平成18年、弘前大学の医学部教授だった佐々木甚一先生によって、にんにくを長時間高温熟成させた黒にんにくに高い機能性があるという研究成果が発表されました。これをきっかけに、青森県を黒にんにくの産地にしようという動きが起こり、当時施行されたばかりの「中小企業地域資源活用促進法」の予算で勉強会が行われたんです。私も、早く黒にんにくを作ってみたい!と思って参加しましたが、話の中心は作り方ではなく成分の話。そこで、勉強会は妻に任せて、私は黒にんにくの試作品づくりに没頭しました。水分量や温度の調整など、おいしいと思えるものができるまで、本当に試行錯誤の連続でした。材料はもちろん県産にんにく。規格外の物を活用できるというメリットもありました。
勉強会に参加した食品加工業者がそれぞれ黒にんにくづくりに取り組んでいましたが、お互い「どこまで進んだ?」なんて相談をしながら仕上げていきました。このときのメンバーが青森県黒にんにく協会のベースになっています。

- 今や世界20カ国以上に輸出されているそうですが、スタートは順調だったんですか?

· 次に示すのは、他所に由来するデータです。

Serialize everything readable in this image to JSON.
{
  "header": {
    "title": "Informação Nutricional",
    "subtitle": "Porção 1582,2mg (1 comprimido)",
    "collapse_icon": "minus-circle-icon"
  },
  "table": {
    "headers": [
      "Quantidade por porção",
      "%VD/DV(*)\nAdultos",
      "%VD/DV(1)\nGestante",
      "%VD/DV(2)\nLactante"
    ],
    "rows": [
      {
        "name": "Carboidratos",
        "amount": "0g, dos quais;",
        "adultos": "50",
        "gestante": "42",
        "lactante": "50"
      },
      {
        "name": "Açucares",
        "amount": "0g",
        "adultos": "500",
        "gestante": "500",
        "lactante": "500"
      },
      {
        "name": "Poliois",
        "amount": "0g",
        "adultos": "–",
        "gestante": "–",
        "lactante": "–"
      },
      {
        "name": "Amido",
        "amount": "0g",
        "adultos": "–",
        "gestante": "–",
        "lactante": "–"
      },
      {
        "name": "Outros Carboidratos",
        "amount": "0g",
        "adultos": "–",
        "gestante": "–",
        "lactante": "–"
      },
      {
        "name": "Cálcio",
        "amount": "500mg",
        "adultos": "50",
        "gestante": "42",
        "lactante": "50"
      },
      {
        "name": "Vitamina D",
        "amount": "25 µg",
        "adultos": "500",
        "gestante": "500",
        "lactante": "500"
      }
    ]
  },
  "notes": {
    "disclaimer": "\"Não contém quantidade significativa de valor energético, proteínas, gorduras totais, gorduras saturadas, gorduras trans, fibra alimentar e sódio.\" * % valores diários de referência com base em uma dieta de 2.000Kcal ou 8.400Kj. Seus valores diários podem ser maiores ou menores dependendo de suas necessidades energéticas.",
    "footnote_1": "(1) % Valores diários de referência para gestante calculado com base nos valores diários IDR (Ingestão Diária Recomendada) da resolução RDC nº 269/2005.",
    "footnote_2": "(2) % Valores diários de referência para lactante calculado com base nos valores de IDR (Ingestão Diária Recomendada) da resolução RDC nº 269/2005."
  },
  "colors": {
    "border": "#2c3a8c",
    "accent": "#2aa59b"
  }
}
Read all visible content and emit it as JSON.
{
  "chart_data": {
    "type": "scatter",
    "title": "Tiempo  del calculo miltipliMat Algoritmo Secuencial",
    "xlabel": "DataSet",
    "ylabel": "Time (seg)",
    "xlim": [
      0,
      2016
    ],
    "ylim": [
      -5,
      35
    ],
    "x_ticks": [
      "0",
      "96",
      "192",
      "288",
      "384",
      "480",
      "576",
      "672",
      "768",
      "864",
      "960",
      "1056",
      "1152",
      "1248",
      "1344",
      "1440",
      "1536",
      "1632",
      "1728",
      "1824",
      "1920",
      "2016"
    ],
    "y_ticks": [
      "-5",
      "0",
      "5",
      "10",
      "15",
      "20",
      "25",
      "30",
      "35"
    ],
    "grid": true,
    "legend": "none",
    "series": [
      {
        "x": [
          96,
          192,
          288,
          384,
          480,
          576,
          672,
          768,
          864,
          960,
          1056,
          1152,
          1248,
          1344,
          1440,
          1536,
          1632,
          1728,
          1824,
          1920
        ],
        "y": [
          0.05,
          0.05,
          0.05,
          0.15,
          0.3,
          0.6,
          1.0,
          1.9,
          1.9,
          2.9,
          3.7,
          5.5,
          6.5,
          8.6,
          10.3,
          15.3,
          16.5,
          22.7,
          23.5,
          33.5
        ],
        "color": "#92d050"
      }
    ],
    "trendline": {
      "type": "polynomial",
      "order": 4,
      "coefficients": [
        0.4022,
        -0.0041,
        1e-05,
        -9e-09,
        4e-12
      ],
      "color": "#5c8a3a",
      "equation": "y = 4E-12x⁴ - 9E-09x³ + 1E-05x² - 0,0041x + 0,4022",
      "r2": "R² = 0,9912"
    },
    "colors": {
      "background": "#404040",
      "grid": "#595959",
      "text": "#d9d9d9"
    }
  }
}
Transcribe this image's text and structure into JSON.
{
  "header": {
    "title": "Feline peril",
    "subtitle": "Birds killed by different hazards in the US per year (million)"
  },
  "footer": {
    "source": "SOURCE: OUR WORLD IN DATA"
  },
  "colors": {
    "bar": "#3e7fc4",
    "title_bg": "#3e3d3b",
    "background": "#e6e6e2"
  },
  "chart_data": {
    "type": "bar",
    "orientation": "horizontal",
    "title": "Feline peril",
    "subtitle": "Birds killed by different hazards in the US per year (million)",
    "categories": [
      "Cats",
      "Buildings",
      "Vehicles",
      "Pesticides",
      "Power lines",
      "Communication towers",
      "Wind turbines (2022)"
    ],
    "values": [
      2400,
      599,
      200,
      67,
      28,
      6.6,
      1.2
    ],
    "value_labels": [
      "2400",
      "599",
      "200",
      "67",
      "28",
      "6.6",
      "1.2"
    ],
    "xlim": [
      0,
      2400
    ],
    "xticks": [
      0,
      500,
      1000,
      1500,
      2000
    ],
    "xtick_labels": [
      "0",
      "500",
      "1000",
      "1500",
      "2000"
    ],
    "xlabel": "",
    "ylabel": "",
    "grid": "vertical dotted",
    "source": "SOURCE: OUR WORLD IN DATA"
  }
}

売り始めの2~3年は鳴かず飛ばず。協会のみんなで大手スーパーに黒にんにく商品だけを並べたブースを出して、宣伝したこともありました。同業者ですからシェアの取り合いはありますが、「束になると強い。とにかく共同PRは続けよう」と声をかけてがんばってきたんです。
国内外の商談会にもかなり参加し、出会いがあって、世界の一流シェフへの食材提供や、全米展開のスーパーへの商品供給というチャンスにもつながりました。全米向けのパッケージには「JAPANESE AOMORI」と表示されています。青森の材料で青森の業者が青森県内で作っているという誇りや思いを込めているのです。
協会スタートから約10年、売上は毎年伸びています。継続してPRしてきたことが力になっていると思いますよ。毎月1回の昼食会も続けています。「何で10年も一緒に飯食ってるんだ」なんて言いながら(笑)

黒にんにく

オール青森で勝ち取った「青森の黒にんにく」ブランド

- 「青森の黒にんにく」は地域団体商標に登録されたそうですね。

平成27年7月に「青森の黒にんにく」が地域団体商標として登録されました。特にこだわったのが、県全体のブランドとして登録すること。黒にんにくは、県内の広い地域でつくられていますし、海外展開している実績もあります。全国でも県単位での認定はめずらしいと思いますよ。
でも、登録しただけで満足しては進歩がありません。現在、青森県産業技術センター、弘前大学と一緒に黒にんにくの品質基準づくりに取り組み、最終段階にきています。「青森の黒にんにく」はデータの裏付けがあるという強みになりますし、初めての基準ですから、青森発の世界基準ということになるかもしれません。自分たちがつくった基準をきっちりクリアしてさらなる品質向上を目指していきます。

- 今後の展望をお知らせください。

まずは国内、特に首都圏で誰もが黒にんにくを食べたことがあるという状態にしたいですね。それに、海外もまだまだ可能性があると思っています。
平成28年2月29日(にんにくの日)に「第1回全国黒にんにくサミットin青森」を開催しました。全国から約100社、250人が集まって、黒にんにくへの熱い思いを共有し、つながる場として大変有意義な大会になりました。今後は、毎年9月6日(クロの日)に「世界黒にんにくサミット」を青森県内で開催したいと考えています。
黒にんにくを、健康食品として食べてもらうだけでなく、食材として料理に使ってもらえるようになると新たな世界が広がります。一般の人にも黒にんにく料理が広がるような楽しい仕掛けをしていきたいです。「青森の黒にんにく」ひいては青森県のPRのために、国内外を飛び回って話題を提供していきますよ。